The flu gallops across Arkansas

Monday, December 1, 2003

Carroll County had not officially reported a case of influenza as of Wednesday afternoon, but a spokesman for the Arkansas Health Department warned it would be "unsafe to assume that the flu had not hit" here.

"We have positive indications of flu all around you," said Ed Barham, public information officer with the health department. "It's being reported in Benton, Washington, Madison, and Boone counties."

He said that since there was no requirement that private physicians have tests done to confirm cases of flu, "it could be there and just not showing up on our map" (of confirmed cases).

Barham characterized the outbreak in Arkansas as "overwhelming. It's absolutely galloping across the state."

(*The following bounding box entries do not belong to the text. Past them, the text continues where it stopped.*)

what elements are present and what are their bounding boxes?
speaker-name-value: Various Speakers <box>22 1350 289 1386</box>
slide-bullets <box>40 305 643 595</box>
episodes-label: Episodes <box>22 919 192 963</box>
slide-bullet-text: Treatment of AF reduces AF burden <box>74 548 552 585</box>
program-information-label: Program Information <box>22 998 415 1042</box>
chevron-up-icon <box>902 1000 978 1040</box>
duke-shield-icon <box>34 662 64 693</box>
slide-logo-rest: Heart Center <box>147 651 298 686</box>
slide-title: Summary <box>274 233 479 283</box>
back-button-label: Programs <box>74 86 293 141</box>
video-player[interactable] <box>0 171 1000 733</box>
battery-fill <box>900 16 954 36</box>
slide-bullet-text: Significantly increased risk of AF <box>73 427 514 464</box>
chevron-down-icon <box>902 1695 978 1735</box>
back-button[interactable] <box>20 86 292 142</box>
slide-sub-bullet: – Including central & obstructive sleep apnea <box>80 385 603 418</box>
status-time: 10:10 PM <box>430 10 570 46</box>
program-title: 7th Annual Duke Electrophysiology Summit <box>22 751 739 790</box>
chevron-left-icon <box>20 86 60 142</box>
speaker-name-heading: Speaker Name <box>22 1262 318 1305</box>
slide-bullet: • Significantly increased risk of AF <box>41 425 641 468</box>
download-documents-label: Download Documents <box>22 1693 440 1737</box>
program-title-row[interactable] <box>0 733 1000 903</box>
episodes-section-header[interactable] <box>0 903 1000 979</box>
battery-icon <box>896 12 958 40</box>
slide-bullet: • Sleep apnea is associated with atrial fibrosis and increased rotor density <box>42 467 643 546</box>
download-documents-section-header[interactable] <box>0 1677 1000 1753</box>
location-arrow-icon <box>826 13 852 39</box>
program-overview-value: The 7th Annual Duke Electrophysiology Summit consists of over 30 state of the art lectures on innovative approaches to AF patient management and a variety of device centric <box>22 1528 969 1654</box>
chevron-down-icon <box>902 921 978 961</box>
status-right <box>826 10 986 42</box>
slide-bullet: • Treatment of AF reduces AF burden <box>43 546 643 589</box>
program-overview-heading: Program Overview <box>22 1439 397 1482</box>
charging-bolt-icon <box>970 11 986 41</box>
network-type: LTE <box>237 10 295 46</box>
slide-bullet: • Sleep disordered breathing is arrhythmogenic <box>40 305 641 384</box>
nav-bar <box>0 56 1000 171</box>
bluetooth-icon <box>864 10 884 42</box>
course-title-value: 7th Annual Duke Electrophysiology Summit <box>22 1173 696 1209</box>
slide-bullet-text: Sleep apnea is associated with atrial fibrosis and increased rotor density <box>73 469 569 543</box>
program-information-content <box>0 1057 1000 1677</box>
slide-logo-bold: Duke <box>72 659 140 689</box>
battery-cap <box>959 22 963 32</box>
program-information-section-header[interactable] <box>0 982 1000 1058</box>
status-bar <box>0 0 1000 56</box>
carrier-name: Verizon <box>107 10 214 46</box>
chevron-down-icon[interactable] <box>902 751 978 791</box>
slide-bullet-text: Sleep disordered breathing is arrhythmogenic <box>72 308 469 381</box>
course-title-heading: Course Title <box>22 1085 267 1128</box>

He said that due to a glitch in the department's e-mail reporting system, which updates the Centers for Disease Control and Prevention (CDC) in Atlanta with weekly flu counts, Arkansas is currently being erroneously shown on its Web site as having not filed a report at all for the week ending Nov. 15.

"We actually now have confirmed reports in 57 of our 75 counties, making Arkansas among the hardest hit so far," Barham said. The state's flu classification has been raised from "regional" to "widespread," the same classification of flu involvement in Texas and Nevada, where the disease emerged two weeks ago and where several flu-related deaths have been reported. Colorado, classified as having a less-severe regional outbreak, has reported several deaths attributable to the flu.

Flu season has arrived early this year, and according to the CDC, it could be more severe than usual. Flu viruses are already circulating at a higher level than normal across the state. "We usually don't see flu cases in Arkansas until mid-December," Barham said. "That we're already classifying the flu as widespread is an indication of how severe it is."

The CDC pointed out that the flu virus has also shifted this year, so the shot might not work as well against one strain of the flu. But it's still the best way to decrease your chances of getting sick, according to Dr. William E. Golden, vice president for clinical quality improvement at the Arkansas Foundation for Medical Care (AFMC). "The flu shot can also reduce the severity of symptoms if you do get sick," said Golden. "So don't wait. Get a flu shot as soon as possible."

Flu shots can't give you the flu, he said. "The flu vaccine is safe and effective," said Golden. "It takes a week or two after getting the shot for your body to build up its defense and develop maximum protection, so if you get your shot now, you'll be protected as the season continues."

Although the flu shot cannot give you the flu, a small number of people might experience some soreness around the vaccination site or have mild side effects such as a headache or low-grade fever. The most serious side effect of the flu shot is a reaction from people who are allergic to eggs. Since the viruses used in the flu vaccine are grown in eggs, people with an allergy to eggs should not get a flu shot.

Everyone over 50 years of age should get an annual flu shot, says the CDC. It's also important for people who have a heart condition, respiratory condition, anemia, asthma, diabetes or renal (kidney) disease to be immunized as soon as possible, Golden said, but he said anyone who is exposed to the flu -- at work, sc hool, daycare or church, for example --can get the flu, and should consider getting a flu shot.

Arkansans should also consider a pneumonia shot, which helps prevent complications of pneumococcal pneumonia, Golden said.

The vaccine, needed only once in a lifetime for most people, can be taken on the same day as the flu shot, he said.

Medicare, Medicaid and most other health plans cover pneumonia and flu shots, which are available through local health care providers.

Some employers in the state also are offering flu shots in the workplace.